In the previous days, despite his attempts to talk to her, Leoni hadn’t paid any attention to the guy from Berkeley. His British accent – but with odd American notes and undertones – was the only interesting thing about him. Otherwise she’d assessed him as a tall, annoying, badly dressed nobody.
But the way he’d handled crazy Becky called for a rethink.
His sun-bleached blond hair was unkempt and almost shoulder-length. He looked like he hadn’t shaved for a week and he was wearing torn and repeatedly patched baggy trousers, flip-flops and a much faded, stained and stretched Burning Man T-shirt. Obviously he didn’t care about his appearance, but once you got past first impressions he was quite cute in a beach-bum sort of way.
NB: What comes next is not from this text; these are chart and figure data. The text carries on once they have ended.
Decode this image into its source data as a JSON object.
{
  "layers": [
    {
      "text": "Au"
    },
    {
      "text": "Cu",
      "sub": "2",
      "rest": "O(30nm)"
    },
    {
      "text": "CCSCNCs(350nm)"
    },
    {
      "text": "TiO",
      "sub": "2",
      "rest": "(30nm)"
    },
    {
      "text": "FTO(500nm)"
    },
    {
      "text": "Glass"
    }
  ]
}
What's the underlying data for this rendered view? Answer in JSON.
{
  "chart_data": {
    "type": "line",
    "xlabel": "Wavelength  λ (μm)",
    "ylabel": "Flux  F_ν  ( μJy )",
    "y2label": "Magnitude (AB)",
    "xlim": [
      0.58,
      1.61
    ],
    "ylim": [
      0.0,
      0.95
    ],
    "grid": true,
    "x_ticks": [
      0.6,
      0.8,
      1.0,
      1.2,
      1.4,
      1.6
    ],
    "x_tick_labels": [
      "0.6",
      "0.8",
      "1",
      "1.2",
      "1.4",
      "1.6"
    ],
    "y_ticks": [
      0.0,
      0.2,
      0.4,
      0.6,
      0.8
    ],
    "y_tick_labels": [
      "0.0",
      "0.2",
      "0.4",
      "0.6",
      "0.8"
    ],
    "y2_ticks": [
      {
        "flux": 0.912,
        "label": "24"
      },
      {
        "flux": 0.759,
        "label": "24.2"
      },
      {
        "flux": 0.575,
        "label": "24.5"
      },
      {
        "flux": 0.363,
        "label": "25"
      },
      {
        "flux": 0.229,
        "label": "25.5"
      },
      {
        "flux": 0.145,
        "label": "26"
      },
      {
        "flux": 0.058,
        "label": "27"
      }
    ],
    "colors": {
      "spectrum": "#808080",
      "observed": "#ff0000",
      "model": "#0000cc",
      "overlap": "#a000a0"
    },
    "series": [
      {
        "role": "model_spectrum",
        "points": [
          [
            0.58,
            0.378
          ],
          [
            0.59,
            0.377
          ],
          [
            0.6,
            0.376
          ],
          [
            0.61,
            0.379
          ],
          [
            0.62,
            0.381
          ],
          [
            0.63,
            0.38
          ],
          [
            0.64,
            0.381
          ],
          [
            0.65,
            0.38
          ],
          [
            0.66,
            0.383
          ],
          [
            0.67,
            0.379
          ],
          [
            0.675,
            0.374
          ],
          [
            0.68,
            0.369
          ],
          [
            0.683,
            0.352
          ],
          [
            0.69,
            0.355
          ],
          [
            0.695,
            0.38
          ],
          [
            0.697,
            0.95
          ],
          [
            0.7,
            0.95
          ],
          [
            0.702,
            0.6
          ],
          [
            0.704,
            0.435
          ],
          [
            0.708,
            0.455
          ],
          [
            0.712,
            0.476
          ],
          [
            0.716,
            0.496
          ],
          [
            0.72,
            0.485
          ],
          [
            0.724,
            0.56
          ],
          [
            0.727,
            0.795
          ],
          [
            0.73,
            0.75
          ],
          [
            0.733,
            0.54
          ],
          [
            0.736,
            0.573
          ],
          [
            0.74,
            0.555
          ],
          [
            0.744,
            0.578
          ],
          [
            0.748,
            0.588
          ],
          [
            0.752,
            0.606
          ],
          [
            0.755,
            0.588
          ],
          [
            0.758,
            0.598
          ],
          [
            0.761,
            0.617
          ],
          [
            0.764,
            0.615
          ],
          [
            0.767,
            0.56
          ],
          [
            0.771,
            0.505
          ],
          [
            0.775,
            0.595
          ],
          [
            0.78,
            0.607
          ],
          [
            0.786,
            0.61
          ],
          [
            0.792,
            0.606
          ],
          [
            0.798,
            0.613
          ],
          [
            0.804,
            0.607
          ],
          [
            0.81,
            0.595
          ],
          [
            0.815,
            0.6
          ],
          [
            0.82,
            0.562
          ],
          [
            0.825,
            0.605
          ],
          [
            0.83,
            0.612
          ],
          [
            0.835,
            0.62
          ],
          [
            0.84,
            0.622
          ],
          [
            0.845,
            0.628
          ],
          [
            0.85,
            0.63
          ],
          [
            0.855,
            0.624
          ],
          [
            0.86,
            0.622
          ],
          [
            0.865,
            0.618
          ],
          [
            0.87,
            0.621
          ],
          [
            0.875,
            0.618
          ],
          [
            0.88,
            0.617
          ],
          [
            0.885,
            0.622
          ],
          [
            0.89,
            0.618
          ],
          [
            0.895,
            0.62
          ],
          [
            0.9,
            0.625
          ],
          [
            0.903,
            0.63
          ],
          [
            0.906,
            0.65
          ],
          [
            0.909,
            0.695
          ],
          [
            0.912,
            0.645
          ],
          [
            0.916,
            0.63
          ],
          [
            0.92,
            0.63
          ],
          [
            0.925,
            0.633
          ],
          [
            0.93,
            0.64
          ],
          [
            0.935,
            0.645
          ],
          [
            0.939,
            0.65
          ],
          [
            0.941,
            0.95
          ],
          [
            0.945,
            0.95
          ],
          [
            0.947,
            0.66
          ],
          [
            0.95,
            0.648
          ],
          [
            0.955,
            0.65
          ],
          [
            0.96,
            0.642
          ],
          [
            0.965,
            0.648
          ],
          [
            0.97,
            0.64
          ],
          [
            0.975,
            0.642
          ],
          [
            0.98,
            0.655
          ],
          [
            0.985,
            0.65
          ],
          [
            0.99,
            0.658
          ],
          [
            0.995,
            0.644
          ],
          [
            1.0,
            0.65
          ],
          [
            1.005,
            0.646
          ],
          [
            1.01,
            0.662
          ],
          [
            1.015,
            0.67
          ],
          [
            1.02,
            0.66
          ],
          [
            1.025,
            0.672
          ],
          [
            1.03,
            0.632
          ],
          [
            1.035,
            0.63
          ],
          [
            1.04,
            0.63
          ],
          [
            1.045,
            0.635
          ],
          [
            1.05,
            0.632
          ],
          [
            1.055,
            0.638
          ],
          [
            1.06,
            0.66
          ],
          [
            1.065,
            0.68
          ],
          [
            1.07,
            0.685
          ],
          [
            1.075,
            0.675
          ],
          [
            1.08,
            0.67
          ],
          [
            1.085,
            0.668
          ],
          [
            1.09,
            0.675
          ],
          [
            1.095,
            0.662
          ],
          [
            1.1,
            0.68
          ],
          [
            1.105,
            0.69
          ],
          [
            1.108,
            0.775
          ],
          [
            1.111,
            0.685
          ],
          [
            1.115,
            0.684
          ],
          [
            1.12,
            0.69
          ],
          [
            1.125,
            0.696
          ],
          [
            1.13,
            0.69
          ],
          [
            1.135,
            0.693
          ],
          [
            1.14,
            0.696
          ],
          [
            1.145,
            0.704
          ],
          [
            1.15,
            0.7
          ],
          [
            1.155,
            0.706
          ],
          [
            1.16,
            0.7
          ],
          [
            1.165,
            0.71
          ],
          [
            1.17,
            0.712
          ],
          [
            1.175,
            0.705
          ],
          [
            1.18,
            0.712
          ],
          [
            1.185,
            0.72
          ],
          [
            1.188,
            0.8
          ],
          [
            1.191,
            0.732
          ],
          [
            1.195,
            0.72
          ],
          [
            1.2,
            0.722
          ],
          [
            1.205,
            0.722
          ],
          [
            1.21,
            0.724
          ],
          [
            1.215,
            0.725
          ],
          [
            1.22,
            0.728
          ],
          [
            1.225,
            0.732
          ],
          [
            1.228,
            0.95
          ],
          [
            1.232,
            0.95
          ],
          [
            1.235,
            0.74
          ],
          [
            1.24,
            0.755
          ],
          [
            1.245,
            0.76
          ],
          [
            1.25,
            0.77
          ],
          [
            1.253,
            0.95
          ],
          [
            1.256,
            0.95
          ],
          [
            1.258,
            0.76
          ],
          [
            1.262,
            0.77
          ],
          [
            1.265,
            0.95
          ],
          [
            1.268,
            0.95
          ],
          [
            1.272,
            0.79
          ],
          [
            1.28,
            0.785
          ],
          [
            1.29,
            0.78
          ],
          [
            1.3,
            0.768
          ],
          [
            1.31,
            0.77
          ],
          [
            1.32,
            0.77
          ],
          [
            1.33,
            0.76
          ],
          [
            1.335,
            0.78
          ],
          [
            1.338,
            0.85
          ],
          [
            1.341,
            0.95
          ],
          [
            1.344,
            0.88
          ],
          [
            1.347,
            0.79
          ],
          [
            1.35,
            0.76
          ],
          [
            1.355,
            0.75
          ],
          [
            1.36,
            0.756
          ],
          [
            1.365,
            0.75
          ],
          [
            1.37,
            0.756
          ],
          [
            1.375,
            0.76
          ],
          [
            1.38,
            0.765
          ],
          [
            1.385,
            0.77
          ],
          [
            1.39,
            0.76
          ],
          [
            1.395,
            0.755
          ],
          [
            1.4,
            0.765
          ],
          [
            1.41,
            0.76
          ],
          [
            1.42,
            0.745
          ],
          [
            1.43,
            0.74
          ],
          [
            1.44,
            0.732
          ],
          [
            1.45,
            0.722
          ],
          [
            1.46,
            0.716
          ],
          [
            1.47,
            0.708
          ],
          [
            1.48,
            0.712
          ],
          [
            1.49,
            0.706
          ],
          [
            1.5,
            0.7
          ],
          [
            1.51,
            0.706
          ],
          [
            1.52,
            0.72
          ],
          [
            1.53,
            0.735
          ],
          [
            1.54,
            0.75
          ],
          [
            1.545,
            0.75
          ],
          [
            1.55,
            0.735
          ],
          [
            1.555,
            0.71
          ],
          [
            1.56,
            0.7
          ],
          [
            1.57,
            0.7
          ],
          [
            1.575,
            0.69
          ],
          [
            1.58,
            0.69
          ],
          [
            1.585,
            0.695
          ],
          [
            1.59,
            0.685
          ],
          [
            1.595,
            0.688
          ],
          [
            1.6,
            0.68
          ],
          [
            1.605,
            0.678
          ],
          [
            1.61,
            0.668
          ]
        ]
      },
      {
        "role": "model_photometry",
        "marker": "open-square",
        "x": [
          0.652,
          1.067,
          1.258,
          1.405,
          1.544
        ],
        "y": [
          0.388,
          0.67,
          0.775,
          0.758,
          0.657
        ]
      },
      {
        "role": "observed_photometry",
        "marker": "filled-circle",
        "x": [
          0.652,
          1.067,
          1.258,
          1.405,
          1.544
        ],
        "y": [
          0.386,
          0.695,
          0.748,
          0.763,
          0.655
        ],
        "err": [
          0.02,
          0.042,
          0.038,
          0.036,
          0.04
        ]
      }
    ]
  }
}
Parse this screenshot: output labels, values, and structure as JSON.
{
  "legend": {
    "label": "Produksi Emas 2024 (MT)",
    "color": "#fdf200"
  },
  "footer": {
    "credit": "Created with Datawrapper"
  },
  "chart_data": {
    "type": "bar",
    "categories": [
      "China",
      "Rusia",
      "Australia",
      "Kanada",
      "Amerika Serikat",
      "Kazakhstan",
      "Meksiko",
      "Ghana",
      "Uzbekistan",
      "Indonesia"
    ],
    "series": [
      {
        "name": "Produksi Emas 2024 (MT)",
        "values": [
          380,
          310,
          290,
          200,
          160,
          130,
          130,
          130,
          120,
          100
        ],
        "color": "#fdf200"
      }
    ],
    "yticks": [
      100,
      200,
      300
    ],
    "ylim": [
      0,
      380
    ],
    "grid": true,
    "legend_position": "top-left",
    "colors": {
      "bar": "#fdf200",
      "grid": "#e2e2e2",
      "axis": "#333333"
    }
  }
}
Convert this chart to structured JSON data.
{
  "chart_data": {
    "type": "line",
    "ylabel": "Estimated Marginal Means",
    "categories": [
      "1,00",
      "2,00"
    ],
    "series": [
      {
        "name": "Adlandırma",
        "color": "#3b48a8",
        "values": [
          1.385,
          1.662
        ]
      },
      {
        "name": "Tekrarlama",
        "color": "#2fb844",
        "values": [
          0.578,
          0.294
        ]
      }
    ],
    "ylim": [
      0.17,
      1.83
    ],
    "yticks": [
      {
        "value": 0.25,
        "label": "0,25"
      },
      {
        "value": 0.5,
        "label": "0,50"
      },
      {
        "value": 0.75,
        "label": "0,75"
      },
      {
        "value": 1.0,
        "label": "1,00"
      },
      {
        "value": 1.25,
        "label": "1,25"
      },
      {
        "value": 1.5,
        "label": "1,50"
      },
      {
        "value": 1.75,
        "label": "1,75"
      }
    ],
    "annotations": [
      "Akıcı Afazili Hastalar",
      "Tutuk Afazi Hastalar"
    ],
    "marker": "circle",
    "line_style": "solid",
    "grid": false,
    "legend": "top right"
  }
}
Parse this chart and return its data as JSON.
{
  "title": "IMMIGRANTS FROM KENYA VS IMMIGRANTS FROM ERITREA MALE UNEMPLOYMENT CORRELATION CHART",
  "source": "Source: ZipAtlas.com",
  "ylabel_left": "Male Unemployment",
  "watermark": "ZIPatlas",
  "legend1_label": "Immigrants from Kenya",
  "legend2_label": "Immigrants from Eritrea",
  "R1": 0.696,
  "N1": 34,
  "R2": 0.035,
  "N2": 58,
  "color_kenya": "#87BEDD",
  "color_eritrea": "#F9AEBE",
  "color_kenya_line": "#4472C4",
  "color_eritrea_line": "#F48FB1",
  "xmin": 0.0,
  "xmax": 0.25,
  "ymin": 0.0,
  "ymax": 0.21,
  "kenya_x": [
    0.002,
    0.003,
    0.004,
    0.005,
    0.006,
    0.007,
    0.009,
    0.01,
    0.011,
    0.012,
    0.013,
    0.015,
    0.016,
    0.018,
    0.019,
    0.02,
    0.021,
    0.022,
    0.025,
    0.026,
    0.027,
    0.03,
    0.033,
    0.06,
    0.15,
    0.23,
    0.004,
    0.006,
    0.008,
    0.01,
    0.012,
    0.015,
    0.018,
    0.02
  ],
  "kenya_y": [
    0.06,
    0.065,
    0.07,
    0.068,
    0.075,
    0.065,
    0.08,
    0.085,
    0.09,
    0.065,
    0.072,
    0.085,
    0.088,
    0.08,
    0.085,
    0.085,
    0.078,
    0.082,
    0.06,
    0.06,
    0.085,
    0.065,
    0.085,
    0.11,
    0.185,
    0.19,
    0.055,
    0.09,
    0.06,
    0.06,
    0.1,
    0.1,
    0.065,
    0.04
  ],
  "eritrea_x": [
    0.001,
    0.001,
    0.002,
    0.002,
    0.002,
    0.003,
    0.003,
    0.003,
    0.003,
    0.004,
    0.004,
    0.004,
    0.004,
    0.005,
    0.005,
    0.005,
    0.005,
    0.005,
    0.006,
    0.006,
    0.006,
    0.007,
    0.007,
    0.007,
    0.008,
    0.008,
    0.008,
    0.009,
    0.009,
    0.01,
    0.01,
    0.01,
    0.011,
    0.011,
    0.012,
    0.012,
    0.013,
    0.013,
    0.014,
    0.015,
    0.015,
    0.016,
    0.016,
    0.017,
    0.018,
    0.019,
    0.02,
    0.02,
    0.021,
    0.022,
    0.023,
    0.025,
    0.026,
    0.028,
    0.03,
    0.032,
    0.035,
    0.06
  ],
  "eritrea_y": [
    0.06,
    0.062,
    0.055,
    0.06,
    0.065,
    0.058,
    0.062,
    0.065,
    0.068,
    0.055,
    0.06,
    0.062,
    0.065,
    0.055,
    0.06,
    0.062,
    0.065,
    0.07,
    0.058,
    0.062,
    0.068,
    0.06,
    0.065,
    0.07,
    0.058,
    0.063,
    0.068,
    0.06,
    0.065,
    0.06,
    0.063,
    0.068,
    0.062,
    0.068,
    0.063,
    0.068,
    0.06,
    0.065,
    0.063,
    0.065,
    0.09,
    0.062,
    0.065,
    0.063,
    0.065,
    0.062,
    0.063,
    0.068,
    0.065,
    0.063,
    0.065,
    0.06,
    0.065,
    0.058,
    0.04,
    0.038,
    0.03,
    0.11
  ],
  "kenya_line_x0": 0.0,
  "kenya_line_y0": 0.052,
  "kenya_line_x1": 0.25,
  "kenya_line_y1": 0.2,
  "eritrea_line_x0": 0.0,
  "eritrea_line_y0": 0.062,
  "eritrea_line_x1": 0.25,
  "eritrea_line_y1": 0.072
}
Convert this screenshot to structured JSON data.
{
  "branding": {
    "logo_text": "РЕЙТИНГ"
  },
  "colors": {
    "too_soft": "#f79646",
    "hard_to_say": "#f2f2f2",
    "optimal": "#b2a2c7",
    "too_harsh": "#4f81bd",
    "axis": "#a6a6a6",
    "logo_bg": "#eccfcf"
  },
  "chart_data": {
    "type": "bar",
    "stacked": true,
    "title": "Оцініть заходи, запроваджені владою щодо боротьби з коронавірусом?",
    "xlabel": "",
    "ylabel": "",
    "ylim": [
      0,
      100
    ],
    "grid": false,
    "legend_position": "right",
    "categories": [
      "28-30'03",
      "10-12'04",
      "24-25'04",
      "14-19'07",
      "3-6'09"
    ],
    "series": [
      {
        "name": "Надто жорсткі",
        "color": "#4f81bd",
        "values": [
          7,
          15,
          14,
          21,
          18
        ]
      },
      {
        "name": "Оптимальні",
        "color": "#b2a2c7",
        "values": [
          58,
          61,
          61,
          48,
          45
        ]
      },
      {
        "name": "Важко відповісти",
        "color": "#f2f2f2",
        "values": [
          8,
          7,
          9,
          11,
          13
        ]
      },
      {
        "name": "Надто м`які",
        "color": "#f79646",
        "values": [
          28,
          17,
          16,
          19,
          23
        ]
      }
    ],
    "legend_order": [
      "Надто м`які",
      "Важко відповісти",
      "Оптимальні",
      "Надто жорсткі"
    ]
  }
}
He’d just introduced himself as Matthew Aubrey (sounding plummy, awkward and English as he shook her hand) and now sat opposite her across a little metal table in Starbucks in Newport Beach.
As volunteers in the DMT project they’d signed an agreement not to leave campus during the trials, but after Becky, still raving, had been straitjacketed and admitted to the psychiatric wing of UC Irvine Hospital, they’d both wanted out for a while.
They hadn’t talked at all during the fifteen-minute cab ride. Leoni had sat far over on her side of the back seat, brooding about Sulpa and Jack. She knew that somehow, in showing her the former, the Blue Angel had also revealed the latter.